Infltr (stylised as infltr), the conflation of "infinite filters" is an image editing app for Apple iOS devices. The first version of the mobile app was launched in August 2015 as an alternative to the standard iOS camera app.

It relies on techniques from game development to offer more than 5 million filters available in real time. There are no presets. Rather than a selection of filters chosen by its developer, the user creates their own. The user slides their finger over the screen to change filter. A swipe of the finger allows movement through the color spectrum, or a tap of the screen changes to a new one.

Infltr allows sharing of pictures via text message, email or social media.

The second version of Infltr was released in February 2016. It integrates with Adobe's Creative SDK which allows users to edit pictures from their online Creative Cloud and Lightroom account. Users can also send images from Infltr to Photoshop and Illustrator on their desktop computer.

In December 2016, Infltr launched an iMessage App which allows use of the iPhone & iPad camera.
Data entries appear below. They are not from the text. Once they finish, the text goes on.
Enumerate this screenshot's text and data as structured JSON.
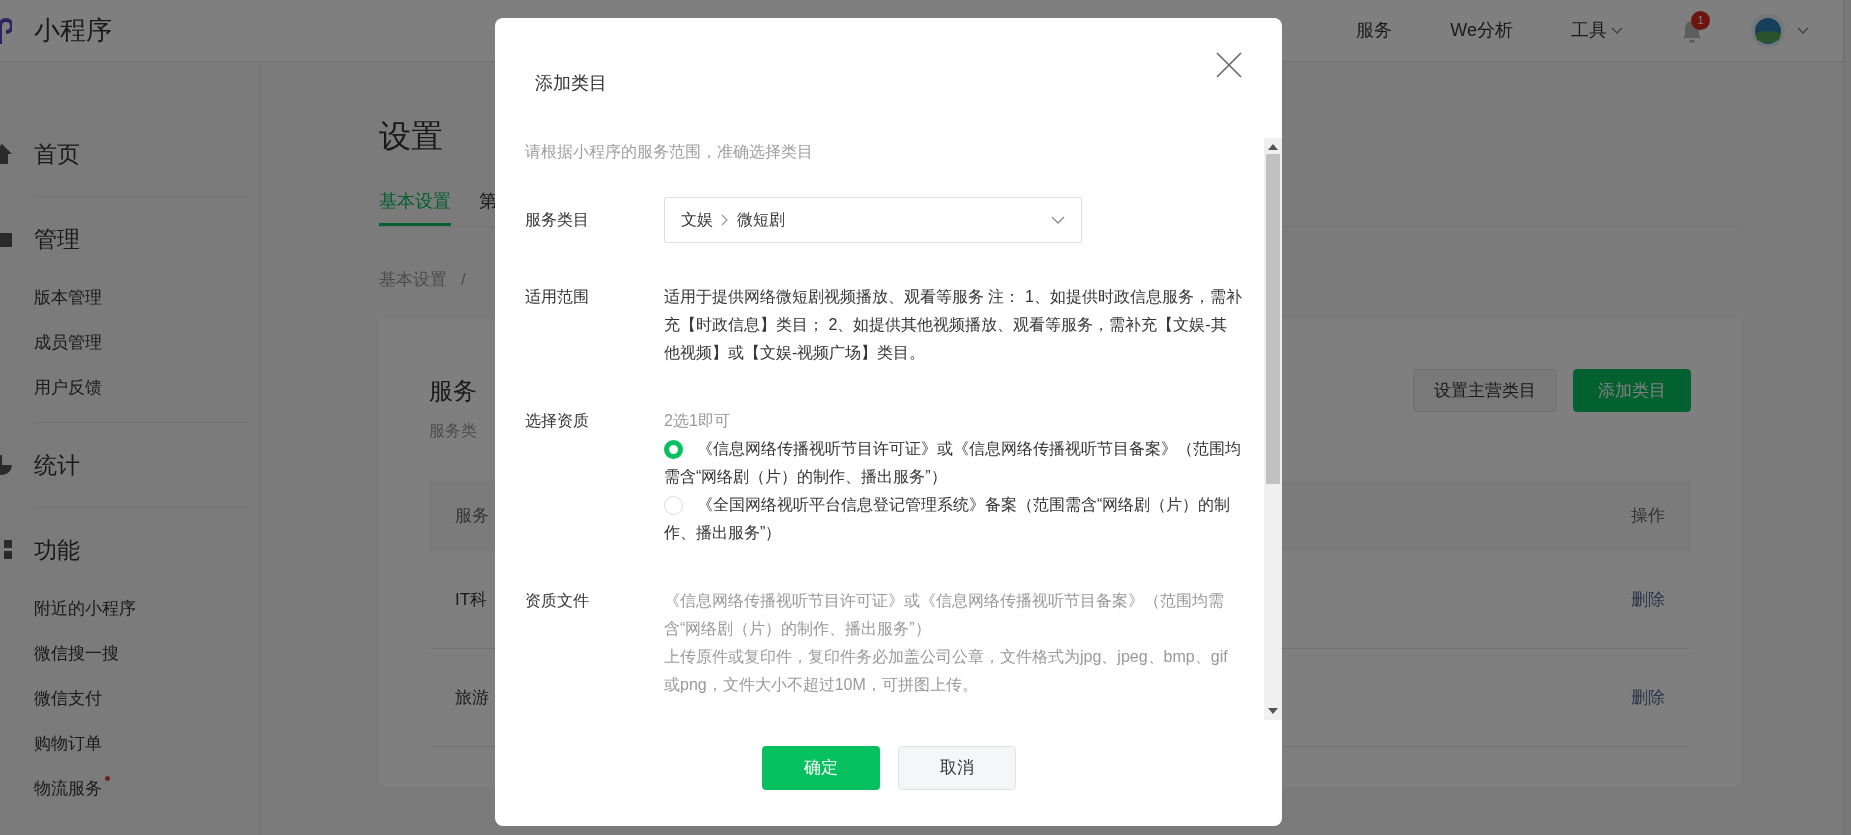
{
  "top_bar": {
    "logo": "小程序",
    "nav": [
      {
        "label": "服务",
        "dropdown": false
      },
      {
        "label": "We分析",
        "dropdown": false
      },
      {
        "label": "工具",
        "dropdown": true
      }
    ],
    "notification_count": "1"
  },
  "sidebar": {
    "sections": [
      {
        "title": "首页"
      },
      {
        "title": "管理",
        "items": [
          {
            "label": "版本管理",
            "dot": false
          },
          {
            "label": "成员管理",
            "dot": false
          },
          {
            "label": "用户反馈",
            "dot": false
          }
        ]
      },
      {
        "title": "统计"
      },
      {
        "title": "功能",
        "items": [
          {
            "label": "附近的小程序",
            "dot": false
          },
          {
            "label": "微信搜一搜",
            "dot": false
          },
          {
            "label": "微信支付",
            "dot": false
          },
          {
            "label": "购物订单",
            "dot": false
          },
          {
            "label": "物流服务",
            "dot": true
          }
        ]
      }
    ]
  },
  "page": {
    "title": "设置",
    "tabs": [
      {
        "label": "基本设置",
        "selected": true
      },
      {
        "label": "第",
        "selected": false
      }
    ],
    "breadcrumb": {
      "items": [
        "基本设置"
      ],
      "separator": "/"
    },
    "card": {
      "title": "服务",
      "subtitle": "服务类",
      "buttons": [
        {
          "label": "设置主营类目",
          "kind": "secondary"
        },
        {
          "label": "添加类目",
          "kind": "primary"
        }
      ],
      "table": {
        "columns": [
          "服务",
          "操作"
        ],
        "rows": [
          {
            "category": "IT科",
            "action": "删除"
          },
          {
            "category": "旅游",
            "action": "删除"
          }
        ]
      }
    }
  },
  "modal": {
    "title": "添加类目",
    "hint": "请根据小程序的服务范围，准确选择类目",
    "fields": [
      {
        "kind": "select",
        "label": "服务类目",
        "path": [
          "文娱",
          "微短剧"
        ]
      },
      {
        "kind": "text",
        "label": "适用范围",
        "paragraphs": [
          "适用于提供网络微短剧视频播放、观看等服务 注： 1、如提供时政信息服务，需补充【时政信息】类目； 2、如提供其他视频播放、观看等服务，需补充【文娱-其他视频】或【文娱-视频广场】类目。"
        ]
      },
      {
        "kind": "radio",
        "label": "选择资质",
        "note": "2选1即可",
        "options": [
          {
            "label": "《信息网络传播视听节目许可证》或《信息网络传播视听节目备案》（范围均需含“网络剧（片）的制作、播出服务”）",
            "selected": true
          },
          {
            "label": "《全国网络视听平台信息登记管理系统》备案（范围需含“网络剧（片）的制作、播出服务”）",
            "selected": false
          }
        ]
      },
      {
        "kind": "text",
        "label": "资质文件",
        "paragraphs": [
          "《信息网络传播视听节目许可证》或《信息网络传播视听节目备案》（范围均需含“网络剧（片）的制作、播出服务”）",
          "上传原件或复印件，复印件务必加盖公司公章，文件格式为jpg、jpeg、bmp、gif或png，文件大小不超过10M，可拼图上传。"
        ]
      }
    ],
    "buttons": [
      {
        "label": "确定",
        "kind": "primary"
      },
      {
        "label": "取消",
        "kind": "secondary"
      }
    ]
  }
}
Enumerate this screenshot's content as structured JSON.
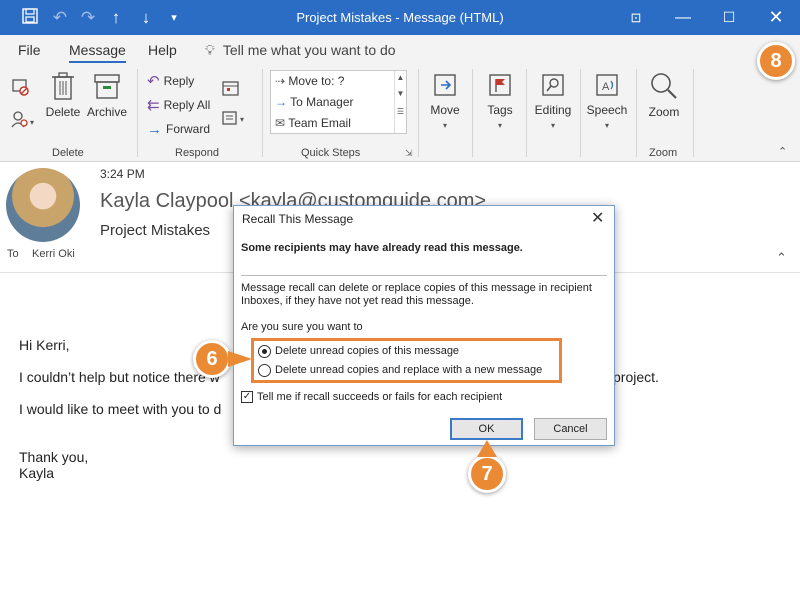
{
  "titlebar": {
    "title": "Project Mistakes  -  Message (HTML)",
    "icons": [
      "save-icon",
      "undo-icon",
      "redo-icon",
      "up-arrow-icon",
      "down-arrow-icon",
      "customize-icon",
      "ribbon-display-icon",
      "minimize-icon",
      "maximize-icon",
      "close-icon"
    ]
  },
  "menu": {
    "tabs": [
      "File",
      "Message",
      "Help"
    ],
    "active_tab": "Message",
    "tell_me": "Tell me what you want to do"
  },
  "ribbon": {
    "delete_group": {
      "label": "Delete",
      "delete": "Delete",
      "archive": "Archive"
    },
    "respond_group": {
      "label": "Respond",
      "reply": "Reply",
      "reply_all": "Reply All",
      "forward": "Forward"
    },
    "quick_steps_group": {
      "label": "Quick Steps",
      "items": [
        "Move to: ?",
        "To Manager",
        "Team Email"
      ]
    },
    "move": "Move",
    "tags": "Tags",
    "editing": "Editing",
    "speech": "Speech",
    "zoom": "Zoom",
    "zoom_group_label": "Zoom"
  },
  "message": {
    "time": "3:24 PM",
    "from": "Kayla Claypool <kayla@customguide.com>",
    "subject": "Project Mistakes",
    "to_label": "To",
    "to_name": "Kerri Oki",
    "body": [
      "Hi Kerri,",
      "I couldn’t help but notice there w",
      "project.",
      "I would like to meet with you to d",
      "Thank you,",
      "Kayla"
    ]
  },
  "dialog": {
    "title": "Recall This Message",
    "warning": "Some recipients may have already read this message.",
    "desc_line1": "Message recall can delete or replace copies of this message in recipient",
    "desc_line2": "Inboxes, if they have not yet read this message.",
    "question": "Are you sure you want to",
    "option1": "Delete unread copies of this message",
    "option2": "Delete unread copies and replace with a new message",
    "selected_option": "option1",
    "checkbox_label": "Tell me if recall succeeds or fails for each recipient",
    "checkbox_checked": true,
    "ok": "OK",
    "cancel": "Cancel"
  },
  "callouts": {
    "step6": "6",
    "step7": "7",
    "step8": "8"
  },
  "colors": {
    "titlebar": "#2b6cc4",
    "callout": "#ea8a35"
  }
}
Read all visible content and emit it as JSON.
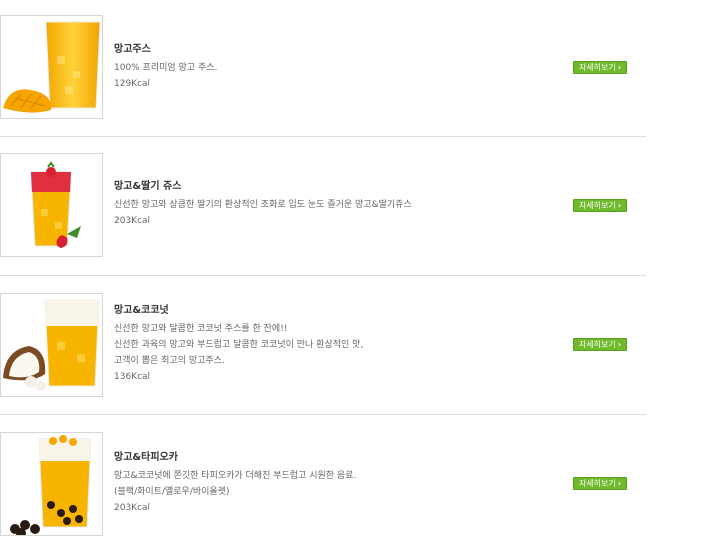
{
  "products": [
    {
      "name": "망고주스",
      "desc_lines": [
        "100% 프리미엄 망고 주스."
      ],
      "kcal": "129Kcal",
      "button": "자세히보기",
      "image_icon": "mango-juice-image"
    },
    {
      "name": "망고&딸기 쥬스",
      "desc_lines": [
        "신선한 망고와 상큼한 딸기의 환상적인 조화로 입도 눈도 즐거운 망고&딸기쥬스"
      ],
      "kcal": "203Kcal",
      "button": "자세히보기",
      "image_icon": "mango-strawberry-juice-image"
    },
    {
      "name": "망고&코코넛",
      "desc_lines": [
        "신선한 망고와 달콤한 코코넛 주스를 한 잔에!!",
        "신선한 과육의 망고와 부드럽고 달콤한 코코넛이 만나 환상적인 맛,",
        "고객이 뽑은 최고의 망고주스."
      ],
      "kcal": "136Kcal",
      "button": "자세히보기",
      "image_icon": "mango-coconut-juice-image"
    },
    {
      "name": "망고&타피오카",
      "desc_lines": [
        "망고&코코넛에 쫀깃한 타피오카가 더해진 부드럽고 시원한 음료.",
        "(블랙/화이트/옐로우/바이올렛)"
      ],
      "kcal": "203Kcal",
      "button": "자세히보기",
      "image_icon": "mango-tapioca-juice-image"
    }
  ],
  "colors": {
    "button_green": "#6fba2c",
    "mango": "#f7b500",
    "divider": "#dcdcdc"
  }
}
It allows changing filter and sending photos and Live Photos from Apple's Message App. To complement photos & Live Photos filters, video filters have been introduced. Unlike other video editing applications, it is possible to touch the screen and change the filter while the video is playing, in real time. Infltr is localized in 22 languages.

== Awards and nominations==
Infltr was nominated at The 2016 Europas in the Coolest Technology Innovation category and was a finalist at Fast Company's 2016 Innovation by Design Awards in the App category.

In May 2016, Tumblr selected Infltr as one of "the best creative tools for Tumblr".